Jessica Knoll, who lives in Israel, composed a poem in Hebrew in which she paid tribute to her grandmother — whose death is being investigated by French police as an antisemitic hate crime — and excoriated Europe as a continent whose politicians “have stopped thinking.”

“To those who asked if I have a French passport, why am I not there? Well, I think I was saved,” the poem began.

Of her life in Israel, she wrote: “It’s not that it’s better here, and I still hate Bibi, but there is something in Israel that apparently is not found in any other corner of the world, as a people. Unity. Comradeship. Pride. Nationhood.”

The poem included a candid reflection on her grandmother’s horrifying fate:

Last Friday, a Muslim neighbor decided to take the life of my grandmother at her home in Paris.

He burned, along the way, all the childhood memories that we had in pictures and the heart I had there.

No, I’m not like that, I don’t generalize.

I don’t hate people. I hate fanatics!

Those without a conscience. Without reason. Without a heart.

There is no justice and no justification, at least the story has already been heard.

Grandma, they are talking about you in the newspapers.

The two alleged murderers, aged 29 and 21, were charged late on Monday for an antisemitic hate crime by French authorities. The elder of the pair had known Mrs. Knoll since his childhood, and lived on the seventh floor of her building in the 11th arrondissement of the French capital. Both men had previous convictions for violence and sexual assault.

Knoll was found on Friday night in her apartment by firefighters putting out a blaze lit by the killers after they stabbed her at least 11 times. A source close to the murder investigation told Le Parisien on Tuesday that the 21-year-old, who was homeless, said that Knoll’s neighbor had convinced him to participate in a “robbery on a Jewish woman.”

Meanwhile, a march against antisemitism to commemorate Mrs. Knoll on Wednesday became mired in political controversy after Francis Kalifat — president of French Jewish representative organization CRIF — declared that representatives of far-right and extreme-left political parties should not participate.
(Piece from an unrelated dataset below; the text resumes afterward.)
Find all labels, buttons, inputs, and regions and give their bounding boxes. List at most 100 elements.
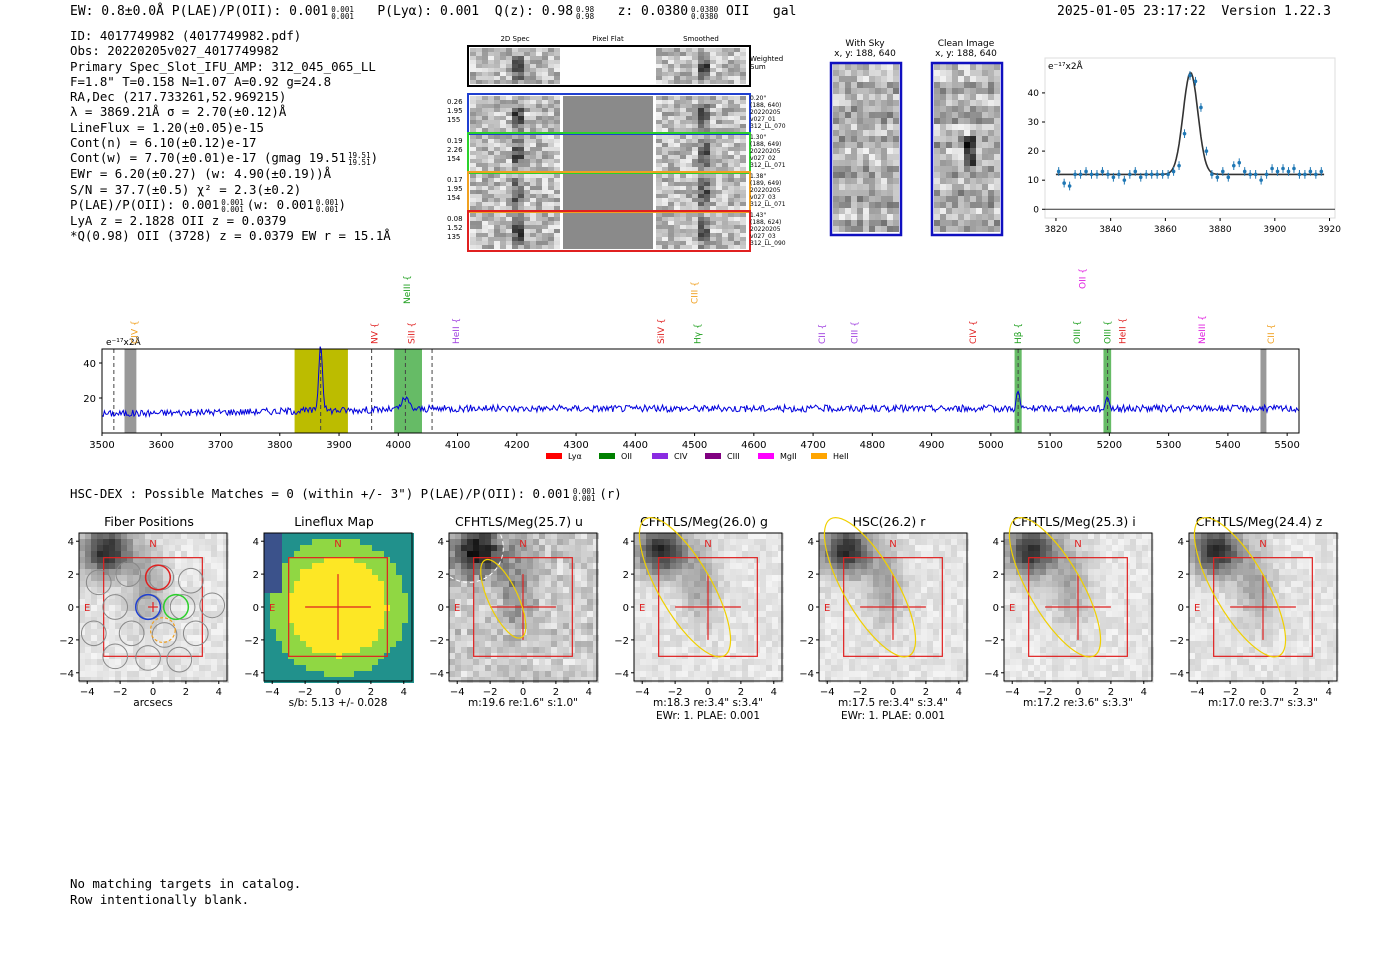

“Neither Jean-Luc Melenchon (the leader of the far-left party, La France Insoumise ) nor Marine le Pen and the FN (the extreme-right National Front) will be welcome tomorrow,” Kalifat wrote on Twitter.

Earlier, the CRIF president argued that Melenchon’s support for the BDS campaign against Israel, “which expresses a hatred of the State of Israel and Jews,” meant that his presence at the march would be a “contradiction.”